Three f(x) question: evaluating inverse, finding domain, etc

[killasnake]

1 Question
If f(x) = 7x-12, than

f^-1(y) = ________

f^-1(7) = 2.71428

How would you find the f^-1(y)?
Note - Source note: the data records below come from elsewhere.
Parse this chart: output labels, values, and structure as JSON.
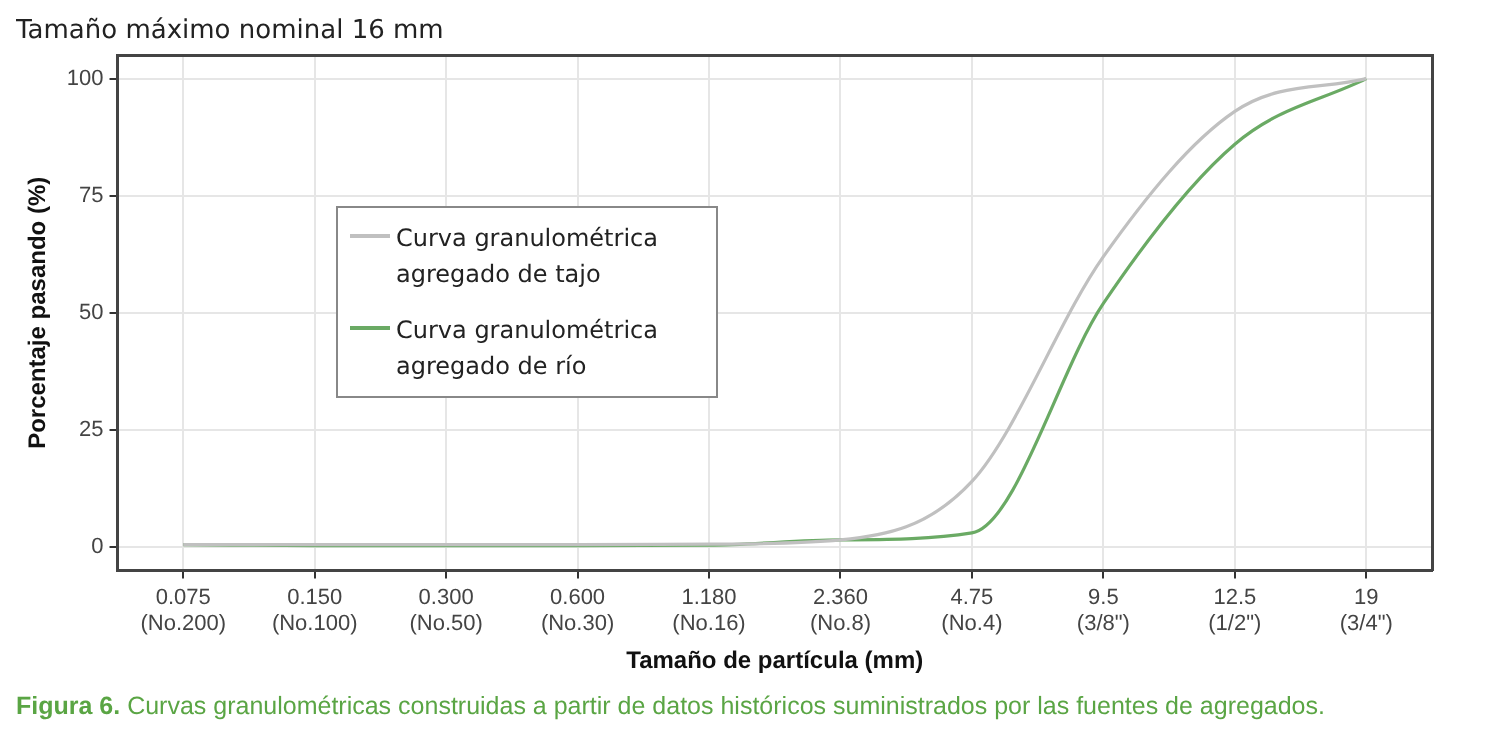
{
  "chart_data": {
    "type": "line",
    "title": "Tamaño máximo nominal 16 mm",
    "xlabel": "Tamaño de partícula (mm)",
    "ylabel": "Porcentaje pasando (%)",
    "categories": [
      "0.075\n(No.200)",
      "0.150\n(No.100)",
      "0.300\n(No.50)",
      "0.600\n(No.30)",
      "1.180\n(No.16)",
      "2.360\n(No.8)",
      "4.75\n(No.4)",
      "9.5\n(3/8\")",
      "12.5\n(1/2\")",
      "19\n(3/4\")"
    ],
    "series": [
      {
        "name": "Curva granulométrica agregado de tajo",
        "color": "#c0c0c0",
        "values": [
          0.5,
          0.5,
          0.5,
          0.5,
          0.6,
          1.5,
          14,
          62,
          93,
          100
        ]
      },
      {
        "name": "Curva granulométrica agregado de río",
        "color": "#6aaa64",
        "values": [
          0.5,
          0.3,
          0.3,
          0.3,
          0.4,
          1.5,
          3,
          52,
          86,
          100
        ]
      }
    ],
    "ylim": [
      -5,
      105
    ],
    "yticks": [
      0,
      25,
      50,
      75,
      100
    ],
    "grid": true,
    "legend": "top left",
    "marker": "none",
    "line_style": "solid",
    "annotations": [
      "Figura 6. Curvas granulométricas construidas a partir de datos históricos suministrados por las fuentes de agregados."
    ]
  }
}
I found the second part by puting 7 into 7=7x-12 and solving for x which is 2.714283


2 Question
I have no idea where to even start :?
Let f(x) = 1/2x-4, 2<x<3

The domain of f^1 is the interval [A,B]

where A = _____ and B = ______


2 Question
Let f(x) = x+2/x+6

f^-1(-9) = ________

Do I plug in -9 into f(x) and then solve for x by multipling x+6 to both sides?

 

[soroban]

Re: Three f(x) question

Hello, killasnake!

Didn't they teach you how to find an inverse function?

(1) Replace \(\displaystyle f(x)\) with \(\displaystyle y.\)

(2) "Swtich" the \(\displaystyle x\)'s and \(\displaystyle y\)'s.

(3) Solve for \(\displaystyle y\)

1) If \(\displaystyle f(x)\:=\:7x\,-\,12\), then

\(\displaystyle (a)\;f^{-1}(y)\:=\)

\(\displaystyle (b)\;f^{-1}(7)\:=\)

(a) We have: \(\displaystyle \,y\:=\:7x\,-\,12\)

"Switch": \(\displaystyle \:x\:=\;7y\,-\,12\)

Solve for \(\displaystyle y:\;\;7y\,-\,12\:=\:x\)

. . . . . . . . . . . . . \(\displaystyle 7y\:=\:x\,+\,12\)

. . . . . . . . . . . . . .\(\displaystyle y \:=\:\frac{x\,+\,12}{7}\)

Therefore: \(\displaystyle \L\:f^{-1}(x)\:=\:\frac{x\,+\,12}{7}\)


(b) \(\displaystyle f^{-1}(7)\:=\:\frac{7\,+\,12}{7}\:=\:\L\frac{19}{7}\)

2) Let \(\displaystyle f(x)\:=\:\frac{1}{2}x\,-\,4,\;\;2\,\leq\.x\;\leq\,3\)

The domain of \(\displaystyle f^{-1}(x)\) is the interval \(\displaystyle [A,B].\;\) Find \(\displaystyle A\) and \(\displaystyle B.\)

The domain of \(\displaystyle x\) is \(\displaystyle [2,\,3]\)

Then the range of \(\displaystyle f(x)\) is: \(\displaystyle \:\begin{array}{cc}f(2)\:=\:\frac{1}{2}(2)\,-\,4\:=\:-3 \\ \text{to} \\ f(3)\:=\:\frac{1}{2}(3)\,-\,4\:=\:-\frac{5}{2}\end{array}\)

Then: \(\displaystyle \L\left[-3,\,-\frac{5}{2}\right]\) is the domain of \(\displaystyle f^{-1}(x).\)

3) Let \(\displaystyle f(x)\:=\:\frac{x\,+\,2}{x\,+\,6}\)

\(\displaystyle f^{-1}(-9) \:=\)

First, find the inverse function.

We have: \(\displaystyle \:y\:=\:\frac{x\,+\,2}{x\,+\,6}\)

"Switch": \(\displaystyle \;x\:=\:\frac{y\,+\,2}{y\,+\,6}\)

Solve for \(\displaystyle y:\;x(y\,+\,6)\:=\:y\,+\,2\)

. . . . . . . . . \(\displaystyle xy\,+\,6x\:=\:y\,+\,2\)

. . . . . . . . . .\(\displaystyle xy\,-\,y\:=\:2\,-\,6x\)

Factor:. . . .\(\displaystyle y(x\,-\,1)\:=\:2\,-\,6x\)

. . . . . . . . . . . . . \(\displaystyle y \:=\:\frac{2\,-\,6x}{x\,-\,1}\)

Therefore: \(\displaystyle \:f^{-1}(x)\:=\:\frac{2\,-\,6x}{x\,-\,1}\)

And: \(\displaystyle \:f^{-1}(-9)\:=\:\frac{2\,-\,6(-9)}{-9\,-\,1}\:=\:\frac{56}{-10}\:=\:\L-\frac{28}{5}\)

 

[killasnake]

They did I just didn't remember. But thank you for the help soroban.